元顺帝这一辈子与兄弟臣子勾心斗角,几个皇子也关系疏远,也到了想要享受天伦之乐的年岁了,对陈蛾的态度很是受用,高兴道:“蛾娘深夜寻来,有什么事么?”
“近段时日朝堂前线都有事端,想着爹爹又要劳心费力,来探望一下,陪您说说话。”
提起这些事元顺帝又有些头疼,忽然又想起陈蛾先前与万家似乎关系也不错,于是又问:“你往常与万声寒来往,与那沈家的孩子相处得如何?”
“沈小少爷吗?”陈蛾思索了一会儿,“印象不是很深了,他性格孤僻,平日又不常出门,我也没见过他几次。”
“他都在府中做些什么?”
“这我就不知道了呀,”陈蛾道,“只听万长公子提起过,说他往常应当都是卧床养病,要么写写画画。”
她话音停顿了一会儿,又忽然一拍掌心,说:“我记起来了,他之前还跟着五皇兄去赌坊玩呢。”

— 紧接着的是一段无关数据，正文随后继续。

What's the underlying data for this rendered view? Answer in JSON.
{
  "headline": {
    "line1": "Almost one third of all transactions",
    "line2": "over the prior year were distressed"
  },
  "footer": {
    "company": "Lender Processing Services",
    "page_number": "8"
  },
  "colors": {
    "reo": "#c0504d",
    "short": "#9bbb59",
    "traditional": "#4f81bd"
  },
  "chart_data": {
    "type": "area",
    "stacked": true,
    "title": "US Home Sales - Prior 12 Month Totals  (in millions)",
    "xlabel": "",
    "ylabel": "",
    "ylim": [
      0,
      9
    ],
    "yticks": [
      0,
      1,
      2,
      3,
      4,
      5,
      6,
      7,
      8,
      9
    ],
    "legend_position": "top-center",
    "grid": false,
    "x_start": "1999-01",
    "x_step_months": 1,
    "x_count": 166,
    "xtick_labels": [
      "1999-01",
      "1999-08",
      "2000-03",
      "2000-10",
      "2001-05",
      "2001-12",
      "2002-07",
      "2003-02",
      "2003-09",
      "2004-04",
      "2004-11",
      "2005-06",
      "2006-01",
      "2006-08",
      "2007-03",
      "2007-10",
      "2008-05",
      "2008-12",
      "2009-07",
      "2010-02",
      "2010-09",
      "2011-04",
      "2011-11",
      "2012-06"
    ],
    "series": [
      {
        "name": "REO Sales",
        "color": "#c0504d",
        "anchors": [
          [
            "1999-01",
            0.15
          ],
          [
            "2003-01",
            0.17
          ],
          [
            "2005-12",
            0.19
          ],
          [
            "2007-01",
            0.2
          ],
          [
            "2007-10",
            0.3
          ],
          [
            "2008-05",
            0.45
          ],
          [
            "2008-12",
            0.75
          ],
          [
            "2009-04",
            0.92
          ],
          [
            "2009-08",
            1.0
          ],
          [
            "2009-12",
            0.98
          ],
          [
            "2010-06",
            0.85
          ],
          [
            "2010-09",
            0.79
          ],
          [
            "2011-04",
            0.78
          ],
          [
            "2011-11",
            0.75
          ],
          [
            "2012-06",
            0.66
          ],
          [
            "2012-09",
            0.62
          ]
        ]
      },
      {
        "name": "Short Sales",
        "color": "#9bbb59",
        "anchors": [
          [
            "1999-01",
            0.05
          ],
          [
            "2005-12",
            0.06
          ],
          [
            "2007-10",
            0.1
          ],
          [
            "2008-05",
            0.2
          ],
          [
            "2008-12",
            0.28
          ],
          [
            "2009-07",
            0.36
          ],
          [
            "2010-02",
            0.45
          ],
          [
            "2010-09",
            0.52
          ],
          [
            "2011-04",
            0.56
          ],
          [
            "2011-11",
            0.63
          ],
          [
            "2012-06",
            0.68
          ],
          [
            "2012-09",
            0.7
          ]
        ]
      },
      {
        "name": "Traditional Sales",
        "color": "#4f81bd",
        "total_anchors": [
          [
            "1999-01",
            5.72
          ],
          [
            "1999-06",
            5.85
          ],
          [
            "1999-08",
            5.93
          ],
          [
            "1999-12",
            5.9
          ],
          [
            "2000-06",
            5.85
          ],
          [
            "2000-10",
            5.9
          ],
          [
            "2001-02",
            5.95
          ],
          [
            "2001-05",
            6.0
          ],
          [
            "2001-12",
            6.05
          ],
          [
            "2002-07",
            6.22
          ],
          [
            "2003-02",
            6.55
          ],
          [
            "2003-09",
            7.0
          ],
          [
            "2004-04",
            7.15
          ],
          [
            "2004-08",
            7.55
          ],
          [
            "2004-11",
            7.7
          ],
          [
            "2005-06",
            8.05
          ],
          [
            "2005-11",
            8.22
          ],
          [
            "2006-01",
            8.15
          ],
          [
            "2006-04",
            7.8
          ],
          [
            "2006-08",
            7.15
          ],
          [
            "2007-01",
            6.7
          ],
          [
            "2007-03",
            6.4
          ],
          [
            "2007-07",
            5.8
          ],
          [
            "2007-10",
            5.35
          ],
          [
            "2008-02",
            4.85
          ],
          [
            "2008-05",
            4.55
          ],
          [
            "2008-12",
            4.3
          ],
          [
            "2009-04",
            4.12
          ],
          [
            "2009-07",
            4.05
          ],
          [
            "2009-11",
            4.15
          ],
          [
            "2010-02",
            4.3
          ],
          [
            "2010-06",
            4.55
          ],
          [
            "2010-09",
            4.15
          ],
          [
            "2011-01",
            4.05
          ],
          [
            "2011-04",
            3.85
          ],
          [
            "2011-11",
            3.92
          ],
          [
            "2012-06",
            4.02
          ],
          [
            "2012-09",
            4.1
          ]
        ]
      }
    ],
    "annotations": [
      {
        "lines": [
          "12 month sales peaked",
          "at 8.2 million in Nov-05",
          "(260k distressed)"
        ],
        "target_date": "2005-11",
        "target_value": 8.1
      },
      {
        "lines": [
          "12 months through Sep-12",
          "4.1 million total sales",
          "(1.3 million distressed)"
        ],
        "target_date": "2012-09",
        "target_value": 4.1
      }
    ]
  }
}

元顺帝不动声色地想,兴许这沈照雪活着也没什么用,不学无术的废物一个罢了,不足为惧。
他终于彻底放下心来,又与陈蛾说了些话。
陈蛾又道:“爹爹是不是担心关外外敌入侵的事情,不如我还是到前线去看看吧,也好为爹爹分忧解难。”
元顺帝想着陈蛾的赫赫战功,她是大燕难得的将才,但身上功勋也未免太多了些。
以前不在乎权利,要是之后功高盖主,还能像以前那样吗?
但仔细瞧着陈蛾的神情,又觉得陈蛾并没有什么外心,像是真的忧虑于自己。
元顺帝想了想,还是应道:“那朕便给你兵符,你带着兵去为朕平定战乱。”
陈蛾面上一喜,抱拳道:“女儿定不辱使命。”
她从元顺帝那里拿到了那枚虎符。
得了传召,后日便带兵出发。
从元顺帝寝殿出来时,陈蛾又撞见了陈诗。
对方似乎知晓她今夜进了宫,一直鬼鬼祟祟躲在角落里等她出来。
陈蛾脸上笑意收起,漠然问:“你在等我?有什么事?”
“姐姐可否带我一同离宫,”陈诗请求道,“就这一夜便好,悄悄出去,不会被父皇知道的。”
他如今方才十二,没有自立的能力,也便没有自己的府邸,只能住在宫中母亲原来居住的寝殿内。
章术逃走以后他的处境变得异常艰难,先前沈照雪教他不要同陈洛相争,被抢走任务时他原本也有不满,但到底还是听了劝,当真保下一条命。
陈诗知道自己那个病殃殃的舅舅当真有些本事,本想着依靠沈照雪,让他来帮着自己在宫中立稳脚跟,没想到会听闻沈照雪离世的消息。
虽然太过突然,但记起对方的身体,又觉得似乎并不是什么很奇怪的事情。
沈照雪那样的身体状况,能活到如今都已经是大夫们做了很多努力的结果了。
沈照雪一死,自己身边便再没了别人,一个亲人都没了。
他心思敏感,直到元顺帝对自己态度疏离,甚至还起过杀心,一个人战战兢兢在这宫中苟活着,活得很不畅快。
他需要赶紧找一个可以庇佑帮助自己的人。
陈诗想了很多,最后还是盯上了万声寒。
京城百姓都说万声寒对沈照雪不好,嫌弃沈照雪在自己府中做了三年的菟丝子,早巴不得对方去死了。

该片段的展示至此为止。